J'ai soulevé un coin du voile.
Le voile qui ne me laissait connaître de Célestine que les yeux. Ces yeux extraordinaires que connaissent tous ceux qui la lisent avec délices. J'ai découvert tout ce qu'il y avait sous les yeux. Un bon mètre de jambes et un bon 60 cm entre les yeux et les jambes. De jolies mains en partie cachées sous des mitaines de chat. Elle enlève méticuleusement les peluches de ses mitaines quand elle parle. Moi, je fais tourner mes bagues autour de mes doigts.
J'ai soulevé un coin du voile.
Le "voile rose" dont elle recouvre tout ce qu'elle voit, tout ce qu'elle vit, tout ce qu'elle dit. Mes yeux de curieuse ont subrepticement jeté un regard sous le voile rose. Et bien, je suis au regret de vous dire que Célestine est tout à fait normale, vraiment tout ce qu'il y a de plus normal. Elle a les mêmes soucis que nous, elle a les mêmes périodes d'abattement, de manque de magnesium, de coups de mou, elle peste et enrage comme nous, elle peut même être désagréable avec les très mal élevés (ceux qui ne saluent pas les femmes de ménage, par exemple). Elle a juste opté pour le port du voile… rose. Celui qui fait qu'après tout, les petites contrariétés, les petits désagréments, les coups de barre, tout cela n'est pas bien grave, ça ira mieux demain. Et même ce soir. Et pourquoi pas tout de suite, en fait ?
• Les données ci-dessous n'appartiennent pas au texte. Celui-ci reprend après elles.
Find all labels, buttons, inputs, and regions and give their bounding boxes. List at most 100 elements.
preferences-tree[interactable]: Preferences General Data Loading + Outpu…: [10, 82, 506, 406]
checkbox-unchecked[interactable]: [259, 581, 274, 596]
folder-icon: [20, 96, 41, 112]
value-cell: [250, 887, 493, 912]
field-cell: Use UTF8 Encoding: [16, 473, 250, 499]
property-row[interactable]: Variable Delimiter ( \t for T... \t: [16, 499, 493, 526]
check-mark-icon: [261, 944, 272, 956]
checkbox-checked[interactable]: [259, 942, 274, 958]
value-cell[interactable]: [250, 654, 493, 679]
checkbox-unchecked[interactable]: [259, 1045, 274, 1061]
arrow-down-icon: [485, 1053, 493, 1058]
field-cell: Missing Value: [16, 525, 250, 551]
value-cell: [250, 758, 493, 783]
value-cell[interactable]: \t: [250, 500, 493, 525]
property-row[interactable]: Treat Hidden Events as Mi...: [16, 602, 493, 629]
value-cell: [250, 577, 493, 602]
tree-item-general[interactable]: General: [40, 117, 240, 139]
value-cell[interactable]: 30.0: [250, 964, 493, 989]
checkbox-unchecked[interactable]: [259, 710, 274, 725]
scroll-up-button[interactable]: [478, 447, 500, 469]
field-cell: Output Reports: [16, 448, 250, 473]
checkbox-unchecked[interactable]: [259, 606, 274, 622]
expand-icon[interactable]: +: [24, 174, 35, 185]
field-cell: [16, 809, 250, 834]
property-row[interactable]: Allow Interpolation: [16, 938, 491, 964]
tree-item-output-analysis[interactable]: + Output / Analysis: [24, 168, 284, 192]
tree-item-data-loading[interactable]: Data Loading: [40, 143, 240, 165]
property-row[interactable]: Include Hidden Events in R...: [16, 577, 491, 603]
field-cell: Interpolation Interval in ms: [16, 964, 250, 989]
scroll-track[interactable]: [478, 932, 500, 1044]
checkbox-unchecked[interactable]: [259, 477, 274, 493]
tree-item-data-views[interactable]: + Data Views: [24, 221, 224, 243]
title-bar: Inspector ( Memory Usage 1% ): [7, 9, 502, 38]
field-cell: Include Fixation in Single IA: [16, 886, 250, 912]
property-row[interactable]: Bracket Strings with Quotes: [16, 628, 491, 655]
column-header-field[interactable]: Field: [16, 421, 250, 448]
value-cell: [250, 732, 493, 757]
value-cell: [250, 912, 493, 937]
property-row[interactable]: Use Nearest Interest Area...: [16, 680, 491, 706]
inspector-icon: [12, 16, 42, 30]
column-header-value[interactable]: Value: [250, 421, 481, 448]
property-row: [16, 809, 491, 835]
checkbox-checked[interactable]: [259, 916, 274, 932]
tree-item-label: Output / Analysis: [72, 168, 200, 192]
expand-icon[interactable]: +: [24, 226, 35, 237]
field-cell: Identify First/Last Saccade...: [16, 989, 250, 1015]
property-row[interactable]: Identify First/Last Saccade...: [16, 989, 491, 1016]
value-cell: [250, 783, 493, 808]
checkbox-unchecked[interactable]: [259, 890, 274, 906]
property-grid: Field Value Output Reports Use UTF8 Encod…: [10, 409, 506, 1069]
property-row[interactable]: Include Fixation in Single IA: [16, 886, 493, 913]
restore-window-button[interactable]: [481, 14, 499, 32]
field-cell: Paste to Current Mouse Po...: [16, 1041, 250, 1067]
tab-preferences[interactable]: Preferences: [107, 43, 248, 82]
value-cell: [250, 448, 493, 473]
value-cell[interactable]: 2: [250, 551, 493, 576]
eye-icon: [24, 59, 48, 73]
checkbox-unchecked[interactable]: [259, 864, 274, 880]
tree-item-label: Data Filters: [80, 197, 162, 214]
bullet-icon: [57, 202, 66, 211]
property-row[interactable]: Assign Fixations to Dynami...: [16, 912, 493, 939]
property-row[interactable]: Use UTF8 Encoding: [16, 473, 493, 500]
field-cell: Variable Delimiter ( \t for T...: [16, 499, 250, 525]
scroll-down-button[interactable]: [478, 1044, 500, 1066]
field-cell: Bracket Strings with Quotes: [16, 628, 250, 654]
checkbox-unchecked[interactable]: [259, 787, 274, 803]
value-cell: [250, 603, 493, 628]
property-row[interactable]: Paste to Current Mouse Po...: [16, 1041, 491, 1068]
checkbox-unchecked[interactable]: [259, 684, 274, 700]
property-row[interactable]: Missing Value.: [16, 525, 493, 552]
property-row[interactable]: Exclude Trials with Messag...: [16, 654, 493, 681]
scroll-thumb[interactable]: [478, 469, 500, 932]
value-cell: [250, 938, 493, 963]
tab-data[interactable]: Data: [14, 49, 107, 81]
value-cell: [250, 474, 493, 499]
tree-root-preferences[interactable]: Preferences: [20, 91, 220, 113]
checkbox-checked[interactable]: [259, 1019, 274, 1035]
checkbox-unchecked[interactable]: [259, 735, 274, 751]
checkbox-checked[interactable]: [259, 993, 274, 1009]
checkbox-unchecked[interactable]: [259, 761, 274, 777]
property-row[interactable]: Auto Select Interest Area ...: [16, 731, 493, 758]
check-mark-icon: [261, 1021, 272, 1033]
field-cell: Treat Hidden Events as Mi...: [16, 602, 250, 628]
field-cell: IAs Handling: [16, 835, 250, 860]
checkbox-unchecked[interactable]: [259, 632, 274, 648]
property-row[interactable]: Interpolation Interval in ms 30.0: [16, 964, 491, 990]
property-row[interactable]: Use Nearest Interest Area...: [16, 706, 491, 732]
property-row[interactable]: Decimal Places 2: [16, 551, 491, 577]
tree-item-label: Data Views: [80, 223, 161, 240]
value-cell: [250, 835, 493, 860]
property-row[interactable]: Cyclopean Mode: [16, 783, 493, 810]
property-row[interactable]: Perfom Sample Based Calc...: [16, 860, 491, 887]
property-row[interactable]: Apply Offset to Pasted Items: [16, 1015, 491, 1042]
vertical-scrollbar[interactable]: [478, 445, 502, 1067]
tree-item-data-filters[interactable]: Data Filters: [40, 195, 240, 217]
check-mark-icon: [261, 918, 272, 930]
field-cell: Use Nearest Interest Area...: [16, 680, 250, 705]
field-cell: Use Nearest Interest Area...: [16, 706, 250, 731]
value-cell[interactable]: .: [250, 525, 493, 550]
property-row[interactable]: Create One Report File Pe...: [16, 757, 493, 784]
J'ai soulevé un coin du voile.
Celui qui nous manque dans les relations virtuelles, comme autrefois dans les correspondances épistolaires de notre enfance. On connait beaucoup de l'autre, du moins ce qu'il veut bien nous dire, mais il nous manque la voix. Et la voix donne une toute autre dimension à l'autre. Une musique particulière. Je ne m'attendais à rien ou alors peut-être à une voix légèrement sud-chantante. Mais la voix céleste n'est pas particulièrement méditerranéenne. Elle chante plutôt comme une poussière d'étoiles, c'est une voix qui alterne les pointes légères de rire et les poussées graves de sérieux avec les tremolos de l'émotion. Une aussi jolie voix que les yeux qui la parlent.
Le ciel aussi a soulevé un coin du voile.
Cette journée à Paris a été toute entière sous le signe de la pluie dehors, soleil dedans. On n'a pas arrêté de parler, deux heures au café de la gare, deux heures à Bercy village en déjeûnant, puis petite marche digestive sous un parapluie et à nouveau autour d'un thé au café Pouchkine du Printemps. Et on aurait pu encore parler des heures. En fin de journée, le ciel a soulevé un coin du voile. Juste de quoi tailler la culotte à un gendarme, comme disait la grand-mère de Célestine. Et c'était beau.